Apesar de ter decidido realizar a expedição sozinho, Pimenta logo se deparou com o desafio imposto pelo isolamento na Patagônia: “Eu não queria ruídos. Eu queria ter meu tempo e não ter sombras nas fotografias, nos textos. E isso leva ao desafio que é estar lá. A Patagônia é uma terra muito dura, honesta, e que exige presença”.
Não é o lugar para estar divagando, exige você estar 100% com você mesmo. Lá não existem distrações como em uma viagem urbana, por exemplo, que é cheia de atrativos. Lá você percorre centenas de quilômetros sem um posto de gasolina. Em 500 quilômetros, você pode não ver uma única pessoa. Então você começa a se ouvir, a se reconhecer.
A proposta inicial da expedição, segundo Pimenta, era simples: fotografar locais por onde Darwin passou em sua jornada pela Patagônia. Mas um ‘conselho’ do britânico logo o levou a reconhecer o verdadeiro ‘tesouro’ da viagem.
“Segui o conselho do Darwin, que é estar aberto e ter dúvidas, e foi a melhor coisa que aconteceu. Anos depois aconteceu o livro, eu jamais esperava escrever um livro com relato que não é sobre o Darwin, especificamente, mas em que ele passa a ser meu guia de viagem. Fui conduzido por ele e aprendi sobre a questão do tempo, da presença e como tudo muda o tempo todo”, diz.
O processo de produção do livro de Pimenta também coincidiu com um doloroso momento pessoal: a perda, em sequência, de seus pais: “Me recordo que eles gostavam muito mais do que eu escrevia do que eu fotografava, então começar a escrever foi uma forma de homenagem para eles, além da minha esposa”.

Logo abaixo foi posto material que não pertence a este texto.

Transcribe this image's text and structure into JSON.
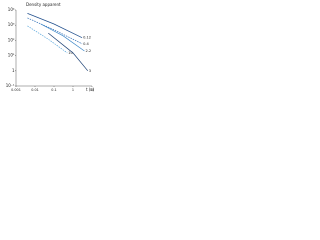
{
  "chart_data": {
    "type": "line",
    "title": "Density apparent",
    "xlabel": "t (s)",
    "log_x": true,
    "log_y": true,
    "xlim": [
      0.001,
      10
    ],
    "xticks": [
      0.001,
      0.01,
      0.1,
      1,
      10
    ],
    "ylim": [
      0.1,
      10000
    ],
    "yticks": [
      {
        "value": 0.1,
        "label": "10⁻¹"
      },
      {
        "value": 1,
        "label": "1"
      },
      {
        "value": 10,
        "label": "10¹"
      },
      {
        "value": 100,
        "label": "10²"
      },
      {
        "value": 1000,
        "label": "10³"
      },
      {
        "value": 10000,
        "label": "10⁴"
      }
    ],
    "series": [
      {
        "name": "0.12",
        "color": "#1f4e8c",
        "x": [
          0.004,
          0.1,
          3
        ],
        "values": [
          6000,
          1200,
          150
        ]
      },
      {
        "name": "0.4",
        "color": "#2a6bb5",
        "x": [
          0.004,
          0.1,
          3
        ],
        "values": [
          3000,
          500,
          60
        ]
      },
      {
        "name": "2.2",
        "color": "#3a86c8",
        "x": [
          0.02,
          0.3,
          4
        ],
        "values": [
          1200,
          200,
          20
        ]
      },
      {
        "name": "10",
        "color": "#5aa7dc",
        "x": [
          0.004,
          0.05,
          0.5
        ],
        "values": [
          900,
          120,
          15
        ]
      },
      {
        "name": "3",
        "color": "#1a3f73",
        "x": [
          0.05,
          1,
          6
        ],
        "values": [
          300,
          15,
          1
        ]
      }
    ]
  }
}
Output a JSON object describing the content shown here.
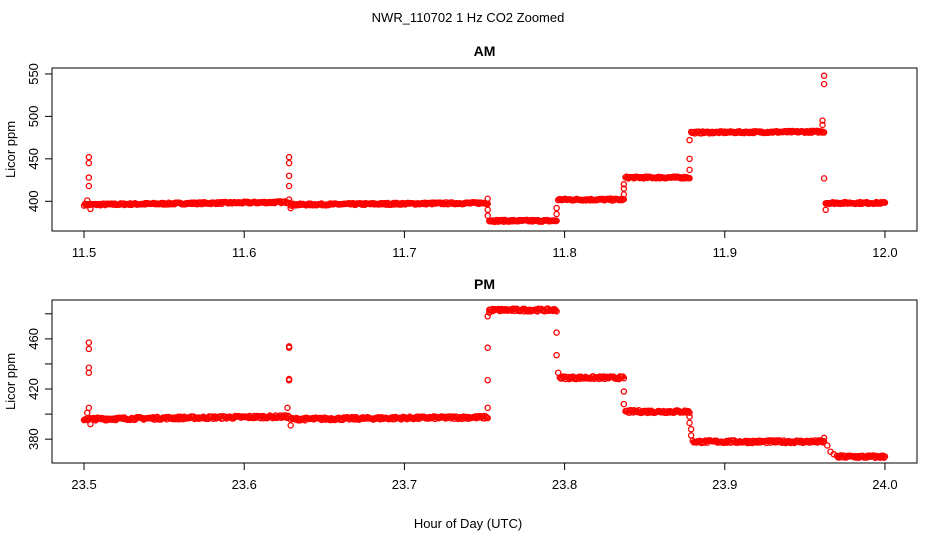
{
  "chart_data": {
    "type": "scatter",
    "title": "NWR_110702  1 Hz CO2 Zoomed",
    "xlabel": "Hour of Day (UTC)",
    "marker_color": "#ff0000",
    "panels": [
      {
        "title": "AM",
        "ylabel": "Licor ppm",
        "xlim": [
          11.48,
          12.02
        ],
        "ylim": [
          365,
          557
        ],
        "xticks": [
          11.5,
          11.6,
          11.7,
          11.8,
          11.9,
          12.0
        ],
        "xtick_labels": [
          "11.5",
          "11.6",
          "11.7",
          "11.8",
          "11.9",
          "12.0"
        ],
        "yticks": [
          400,
          450,
          500,
          550
        ],
        "ytick_labels": [
          "400",
          "450",
          "500",
          "550"
        ],
        "plateaus": [
          [
            11.5,
            11.628,
            396,
            399
          ],
          [
            11.629,
            11.752,
            396,
            398
          ],
          [
            11.753,
            11.795,
            377,
            377
          ],
          [
            11.796,
            11.837,
            402,
            402
          ],
          [
            11.838,
            11.878,
            428,
            428
          ],
          [
            11.879,
            11.962,
            481,
            482
          ],
          [
            11.963,
            12.0,
            398,
            398
          ]
        ],
        "transients": [
          [
            11.503,
            418
          ],
          [
            11.503,
            428
          ],
          [
            11.503,
            445
          ],
          [
            11.503,
            452
          ],
          [
            11.502,
            401
          ],
          [
            11.504,
            391
          ],
          [
            11.628,
            418
          ],
          [
            11.628,
            430
          ],
          [
            11.628,
            445
          ],
          [
            11.628,
            452
          ],
          [
            11.628,
            402
          ],
          [
            11.629,
            392
          ],
          [
            11.752,
            403
          ],
          [
            11.752,
            390
          ],
          [
            11.752,
            383
          ],
          [
            11.795,
            385
          ],
          [
            11.795,
            392
          ],
          [
            11.837,
            408
          ],
          [
            11.837,
            415
          ],
          [
            11.837,
            420
          ],
          [
            11.878,
            437
          ],
          [
            11.878,
            450
          ],
          [
            11.878,
            472
          ],
          [
            11.961,
            495
          ],
          [
            11.961,
            490
          ],
          [
            11.962,
            538
          ],
          [
            11.962,
            548
          ],
          [
            11.962,
            427
          ],
          [
            11.963,
            390
          ]
        ]
      },
      {
        "title": "PM",
        "ylabel": "Licor ppm",
        "xlim": [
          23.48,
          24.02
        ],
        "ylim": [
          361,
          491
        ],
        "xticks": [
          23.5,
          23.6,
          23.7,
          23.8,
          23.9,
          24.0
        ],
        "xtick_labels": [
          "23.5",
          "23.6",
          "23.7",
          "23.8",
          "23.9",
          "24.0"
        ],
        "yticks": [
          380,
          400,
          420,
          440,
          460,
          480
        ],
        "ytick_labels": [
          "380",
          "",
          "420",
          "",
          "460",
          ""
        ],
        "plateaus": [
          [
            23.5,
            23.628,
            396,
            398
          ],
          [
            23.629,
            23.752,
            396,
            397.5
          ],
          [
            23.753,
            23.795,
            483,
            483
          ],
          [
            23.797,
            23.837,
            429,
            429
          ],
          [
            23.838,
            23.878,
            402,
            402
          ],
          [
            23.88,
            23.962,
            378,
            378
          ],
          [
            23.97,
            24.0,
            366,
            366
          ]
        ],
        "transients": [
          [
            23.503,
            433
          ],
          [
            23.503,
            437
          ],
          [
            23.503,
            452
          ],
          [
            23.503,
            457
          ],
          [
            23.502,
            401
          ],
          [
            23.503,
            405
          ],
          [
            23.504,
            392
          ],
          [
            23.628,
            428
          ],
          [
            23.628,
            427
          ],
          [
            23.628,
            453
          ],
          [
            23.628,
            454
          ],
          [
            23.627,
            405
          ],
          [
            23.629,
            391
          ],
          [
            23.752,
            405
          ],
          [
            23.752,
            427
          ],
          [
            23.752,
            453
          ],
          [
            23.752,
            478
          ],
          [
            23.753,
            481
          ],
          [
            23.795,
            465
          ],
          [
            23.795,
            447
          ],
          [
            23.796,
            433
          ],
          [
            23.837,
            418
          ],
          [
            23.837,
            408
          ],
          [
            23.878,
            398
          ],
          [
            23.878,
            393
          ],
          [
            23.879,
            388
          ],
          [
            23.879,
            383
          ],
          [
            23.962,
            381
          ],
          [
            23.964,
            375
          ],
          [
            23.966,
            370
          ],
          [
            23.968,
            368
          ]
        ]
      }
    ]
  }
}
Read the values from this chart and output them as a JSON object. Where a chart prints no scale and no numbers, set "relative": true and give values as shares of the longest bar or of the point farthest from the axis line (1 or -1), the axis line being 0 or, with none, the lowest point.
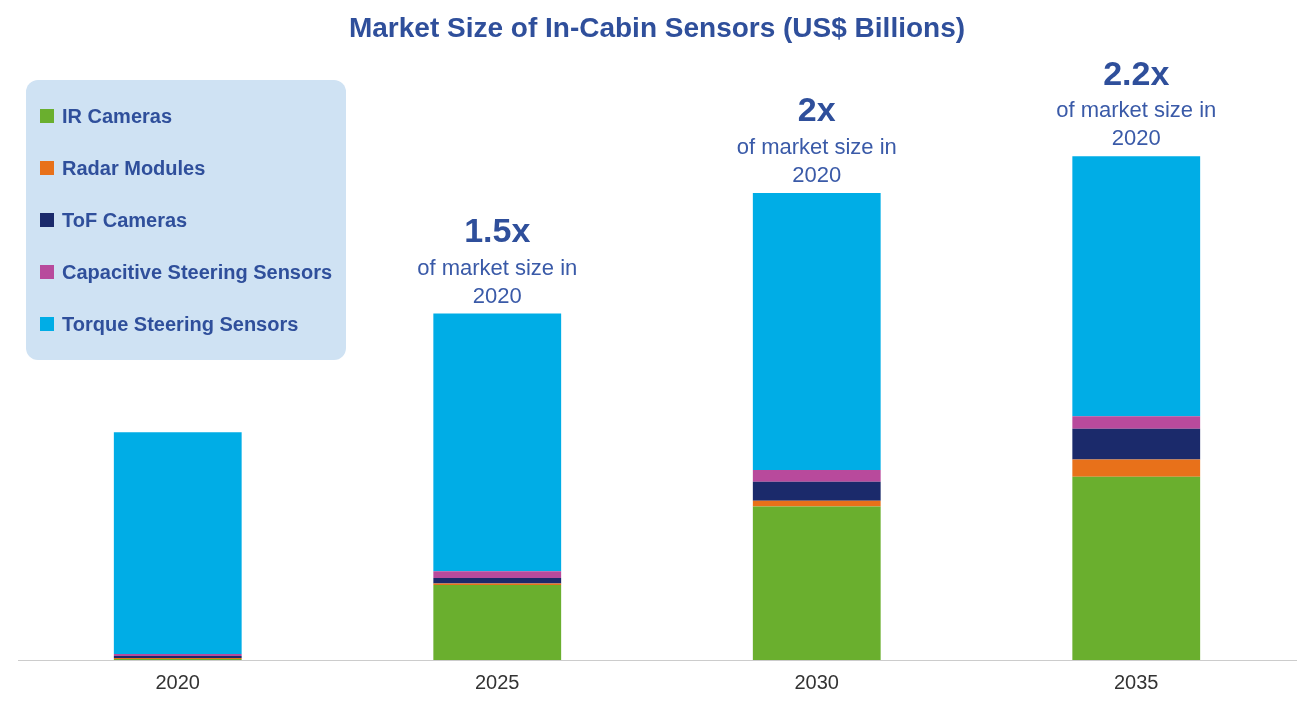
{
  "chart_data": {
    "type": "bar",
    "title": "Market Size of In-Cabin Sensors (US$ Billions)",
    "categories": [
      "2020",
      "2025",
      "2030",
      "2035"
    ],
    "stacked": true,
    "relative": true,
    "legend": "top left",
    "series": [
      {
        "name": "IR Cameras",
        "color": "#6aaf2e",
        "values": [
          0.002,
          0.149,
          0.305,
          0.364
        ]
      },
      {
        "name": "Radar Modules",
        "color": "#e8711a",
        "values": [
          0.002,
          0.003,
          0.011,
          0.034
        ]
      },
      {
        "name": "ToF Cameras",
        "color": "#1b2a6b",
        "values": [
          0.004,
          0.011,
          0.038,
          0.061
        ]
      },
      {
        "name": "Capacitive Steering Sensors",
        "color": "#b84a9c",
        "values": [
          0.004,
          0.013,
          0.023,
          0.025
        ]
      },
      {
        "name": "Torque Steering Sensors",
        "color": "#00ade6",
        "values": [
          0.44,
          0.512,
          0.55,
          0.516
        ]
      }
    ],
    "annotations": [
      {
        "text": "1.5x\nof market size in\n2020",
        "x": "2025",
        "y": 0.688
      },
      {
        "text": "2x\nof market size in\n2020",
        "x": "2030",
        "y": 0.927
      },
      {
        "text": "2.2x\nof market size in\n2020",
        "x": "2035",
        "y": 1.0
      }
    ]
  }
}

Três anos após a expedição, Pimenta olha, com carinho, para o legado deixado pela reconstituição dos passos do famoso naturalista britânico: “Primeiro é se permitir ter dúvidas. Segundo é permanecer, é como um namoro. Namorar a vida, dar tempo às coisas. Nem tudo acontece no tempo que a gente quer. Então é permanecer, conhecer e explorar. E compartilhar. Enquanto estava descobrindo, fiz a digestão de todo o processo de conhecimento que estava acontecendo, ele ficou na gaveta e, no momento certo, ganhou a vida. Tudo sem pressa, sem a busca do holofote”.
O livro Encontrando Darwin - Uma expedição pelos confins do mundo, escrito por Pimenta e publicado pela editora Solisluna, já está disponível nas principais livrarias.